HCG & Bodybuilding
Human chorionic gonadotropin, called hCG for short, is a hormone used by bodybuilders to improve results during anabolic-androgenic steroid use. The hormone is produced by the placenta of a pregnant female and is essential for healthy pregnancy in humans. The hormone may be derived from the urine of pregnant females or created in a lab using recombinant DNA.
Some bodybuilders who use steroids also use hCG at the end of the steroid dosing cycle to increase testosterone production. Another use for hCG is to take it, via injection, in conjunction with a very low-calorie diet. Dr.
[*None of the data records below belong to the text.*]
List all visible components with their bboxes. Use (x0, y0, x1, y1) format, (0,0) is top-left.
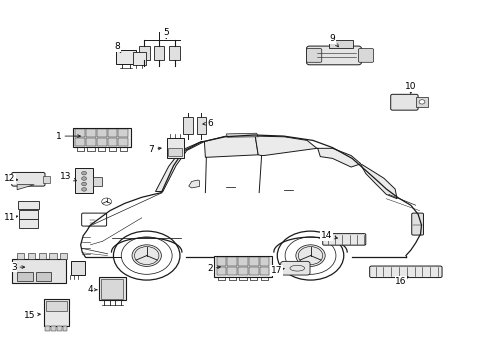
Bar (248, 257, 258, 266)
Bar (196, 117, 206, 134)
Bar (71, 261, 84, 275)
Polygon shape (155, 141, 204, 192)
Bar (102, 279, 123, 299)
Text: 8: 8 (114, 42, 121, 53)
Circle shape (81, 177, 86, 180)
Bar (51, 326, 56, 331)
Polygon shape (188, 180, 199, 188)
Bar (153, 46, 164, 60)
Bar (75, 138, 85, 146)
Bar (238, 267, 247, 275)
Text: 15: 15 (23, 310, 40, 320)
FancyBboxPatch shape (306, 49, 321, 62)
Bar (169, 46, 180, 60)
Bar (259, 267, 269, 275)
Bar (12, 259, 66, 283)
FancyBboxPatch shape (280, 261, 309, 275)
Text: 7: 7 (148, 145, 161, 154)
FancyBboxPatch shape (322, 234, 365, 245)
Text: 6: 6 (203, 118, 213, 127)
Text: 3: 3 (11, 263, 24, 271)
Text: 13: 13 (60, 172, 76, 181)
Bar (132, 52, 146, 65)
Bar (36, 272, 51, 281)
Polygon shape (316, 148, 360, 167)
Polygon shape (17, 185, 34, 190)
Polygon shape (226, 133, 258, 137)
Bar (107, 138, 117, 146)
Bar (43, 299, 69, 326)
Circle shape (295, 245, 325, 266)
Text: 4: 4 (87, 285, 97, 294)
Bar (214, 256, 271, 277)
Text: 5: 5 (163, 28, 169, 39)
Circle shape (132, 245, 161, 266)
Bar (43, 176, 50, 183)
Bar (73, 128, 130, 147)
Bar (17, 253, 24, 259)
Bar (86, 138, 96, 146)
Bar (93, 177, 102, 186)
Bar (46, 301, 66, 311)
Circle shape (418, 100, 424, 104)
Circle shape (81, 182, 86, 186)
Polygon shape (255, 136, 316, 156)
Text: 14: 14 (320, 231, 337, 240)
Bar (18, 201, 39, 209)
Bar (248, 267, 258, 275)
Bar (19, 219, 38, 228)
Bar (57, 326, 61, 331)
Bar (227, 257, 237, 266)
Bar (118, 138, 128, 146)
Bar (75, 129, 85, 137)
FancyBboxPatch shape (358, 49, 373, 62)
Bar (328, 40, 352, 48)
FancyBboxPatch shape (12, 172, 45, 186)
Circle shape (81, 188, 86, 191)
Bar (168, 148, 182, 156)
Bar (97, 129, 106, 137)
Polygon shape (360, 165, 396, 199)
Text: 9: 9 (329, 34, 338, 47)
Bar (183, 117, 192, 134)
Bar (166, 138, 183, 158)
FancyBboxPatch shape (306, 46, 361, 65)
Bar (116, 50, 136, 64)
Text: 2: 2 (207, 264, 220, 273)
Bar (60, 253, 67, 259)
Bar (139, 46, 149, 60)
FancyBboxPatch shape (411, 213, 423, 235)
Bar (216, 257, 226, 266)
Bar (86, 129, 96, 137)
Text: 1: 1 (56, 132, 80, 140)
Bar (259, 257, 269, 266)
Bar (45, 326, 50, 331)
Bar (238, 257, 247, 266)
Bar (49, 253, 57, 259)
Text: 12: 12 (4, 174, 18, 183)
Bar (97, 138, 106, 146)
FancyBboxPatch shape (390, 94, 417, 110)
Bar (39, 253, 46, 259)
Bar (17, 272, 33, 281)
Bar (415, 97, 427, 107)
Polygon shape (204, 136, 258, 157)
Bar (28, 253, 35, 259)
Circle shape (81, 171, 86, 175)
Text: 17: 17 (270, 266, 284, 275)
Bar (227, 267, 237, 275)
Bar (99, 277, 126, 300)
Bar (107, 129, 117, 137)
Bar (19, 210, 38, 219)
Bar (63, 326, 67, 331)
FancyBboxPatch shape (369, 266, 441, 278)
Text: 11: 11 (4, 213, 18, 222)
Bar (75, 168, 93, 193)
Bar (118, 129, 128, 137)
Bar (216, 267, 226, 275)
Text: 16: 16 (394, 276, 407, 286)
Text: 10: 10 (404, 82, 416, 93)
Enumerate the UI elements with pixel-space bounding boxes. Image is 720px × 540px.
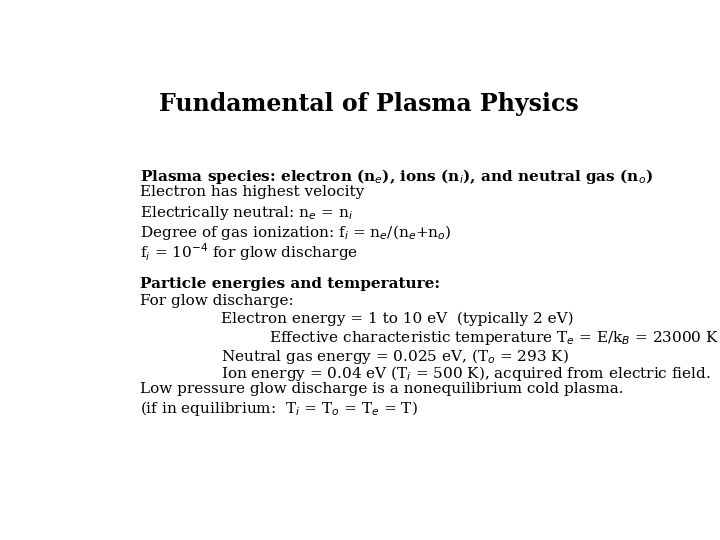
- Text: Degree of gas ionization: f$_i$ = n$_e$/(n$_e$+n$_o$): Degree of gas ionization: f$_i$ = n$_e$/…: [140, 223, 451, 242]
- Text: Electrically neutral: n$_e$ = n$_i$: Electrically neutral: n$_e$ = n$_i$: [140, 204, 354, 222]
- Text: (if in equilibrium:  T$_i$ = T$_o$ = T$_e$ = T): (if in equilibrium: T$_i$ = T$_o$ = T$_e…: [140, 399, 418, 418]
- Text: Electron energy = 1 to 10 eV  (typically 2 eV): Electron energy = 1 to 10 eV (typically …: [221, 312, 574, 326]
- Text: Effective characteristic temperature T$_e$ = E/k$_B$ = 23000 K: Effective characteristic temperature T$_…: [269, 329, 719, 347]
- Text: Ion energy = 0.04 eV (T$_i$ = 500 K), acquired from electric field.: Ion energy = 0.04 eV (T$_i$ = 500 K), ac…: [221, 364, 711, 383]
- Text: Electron has highest velocity: Electron has highest velocity: [140, 185, 364, 199]
- Text: Fundamental of Plasma Physics: Fundamental of Plasma Physics: [159, 92, 579, 116]
- Text: For glow discharge:: For glow discharge:: [140, 294, 294, 308]
- Text: f$_i$ = 10$^{-4}$ for glow discharge: f$_i$ = 10$^{-4}$ for glow discharge: [140, 241, 359, 263]
- Text: Particle energies and temperature:: Particle energies and temperature:: [140, 277, 440, 291]
- Text: Neutral gas energy = 0.025 eV, (T$_o$ = 293 K): Neutral gas energy = 0.025 eV, (T$_o$ = …: [221, 347, 569, 366]
- Text: Plasma species: electron (n$_e$), ions (n$_i$), and neutral gas (n$_o$): Plasma species: electron (n$_e$), ions (…: [140, 167, 653, 186]
- Text: Low pressure glow discharge is a nonequilibrium cold plasma.: Low pressure glow discharge is a nonequi…: [140, 382, 624, 396]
Simeons, a British Physician who studied treatment for obesity, put forth the theory that a very low-calorie diet -- 500 calories per day -- along with hCG causes body fat, rather than muscle, to be burned for fuel.
Male bodybuilders use hCG at the end of an anabolic-androgenic steroid cycle to prevent the breakdown of muscle tissue and to restore the testes to normal abilities. This often returns shrunken testes to their normal size. When used along with a very low-calorie diet, bodybuilders burn off that extra layer of fat over their muscles, giving them an extremely defined look. Females may also use hCG with a very low-calorie diet to burn off unwanted fat.
According to a 2004 study published in the "International Journal of Sports Medicine," anabolic-androgenic steroid and hCG abuse results in abnormal sperm production. Prolonged use of hCG may inhibit testosterone production. Severe calorie restriction may assist in weight loss, but as soon as the person increases food intake to regular levels, most weight that was lost is gained back. This method of weight loss does not teach a person to eat properly in order to avoid future weight gain.
The FDA has not approved hCG for use as a diet aid. Prolonged restriction of calories may lead to malnutrition and organ damage. For women, taking hCG by injection may increase the risk of multiple pregnancy and may increase the chances of pregnancy. According to the National Drug and Research Centre-Australia, side effects include acne, tiredness, hair loss, breast development in men and excessive fluid retention.